Suzi Brent – dispatcher, answered the first 999 call on 7/7

I was still quite new to call handling then and it just seemed like an ordinary call at first. It was the fire brigade calling on the phone telling us there had been some kind of explosion at Liverpool St. They thought it was a power surge. They didn’t have a lot of information other than that so I just took the information down and passed it on and moved onto the next call.

It started to get unusually busy for that time of day and I noticed that all my colleagues were engaged in taking calls. I heard someone getting a running commentary of what was going on at Aldgate East. We were getting calls from other stations and it sounded very odd – how could there be a power surge affecting all these places at once?

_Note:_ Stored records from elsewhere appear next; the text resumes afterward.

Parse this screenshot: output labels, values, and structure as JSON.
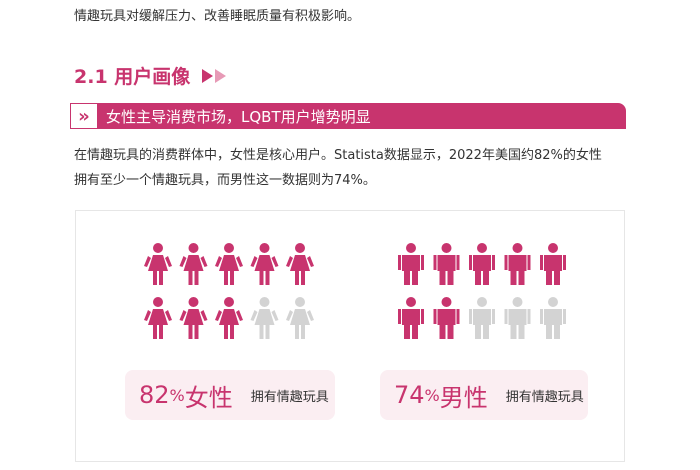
{
  "intro": "情趣玩具对缓解压力、改善睡眠质量有积极影响。",
  "section": {
    "title": "2.1 用户画像"
  },
  "banner": {
    "text": "女性主导消费市场，LQBT用户增势明显"
  },
  "paragraph": {
    "lines": [
      "在情趣玩具的消费群体中，女性是核心用户。Statista数据显示，2022年美国约82%的女性",
      "拥有至少一个情趣玩具，而男性这一数据则为74%。"
    ]
  },
  "stats": [
    {
      "value": "82",
      "unit": "%",
      "label": "女性",
      "note": "拥有情趣玩具",
      "icons_filled": 8,
      "icons_total": 10,
      "icon": "female"
    },
    {
      "value": "74",
      "unit": "%",
      "label": "男性",
      "note": "拥有情趣玩具",
      "icons_filled": 7,
      "icons_total": 10,
      "icon": "male"
    }
  ]
}
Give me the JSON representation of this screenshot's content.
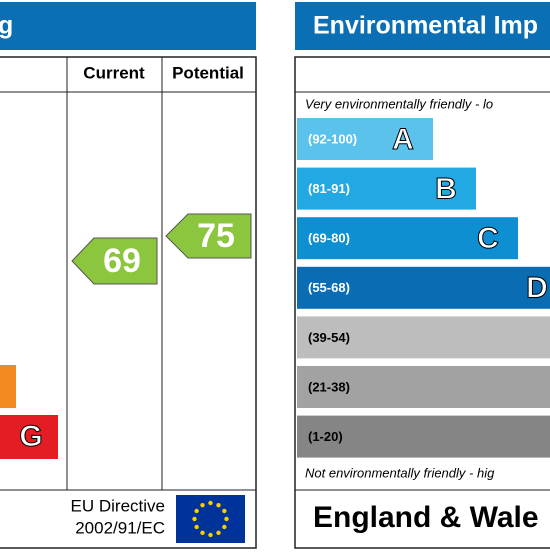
{
  "energy_panel": {
    "title": "g",
    "headers": [
      "Current",
      "Potential"
    ],
    "current": {
      "value": 69
    },
    "potential": {
      "value": 75
    },
    "bands": [
      {
        "letter": "G"
      }
    ],
    "footer": [
      "EU Directive",
      "2002/91/EC"
    ]
  },
  "environment_panel": {
    "title": "Environmental Imp",
    "top_note": "Very environmentally friendly - lo",
    "bands": [
      {
        "range": "(92-100)",
        "letter": "A"
      },
      {
        "range": "(81-91)",
        "letter": "B"
      },
      {
        "range": "(69-80)",
        "letter": "C"
      },
      {
        "range": "(55-68)",
        "letter": "D"
      },
      {
        "range": "(39-54)"
      },
      {
        "range": "(21-38)"
      },
      {
        "range": "(1-20)"
      }
    ],
    "bottom_note": "Not environmentally friendly - hig",
    "footer": "England & Wale"
  }
}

Some of our more experienced colleagues left the control room to go into our Special Operations Centre (SOC) wearing yellow tabards and we stayed behind to manage the response to the rest of London’s calls.

Suddenly this eerie quiet set in. Half the staff had moved into SOC and call handling were still doing our job but there weren’t any calls to take

I felt quite scared in general that we were in London in a vulnerable place – control room could be a target. I was scared for people I knew. I didn’t know if people I knew might be on the train.

That night someone drove me home because there was no public transport and we went past Aldgate station and I could see the remains of the response – the cordons – and that really brought it home to me.

It’s important to mark these anniversaries. Those people died and they are no longer with us and we need to remember their stories and we need to make sure this never happens again.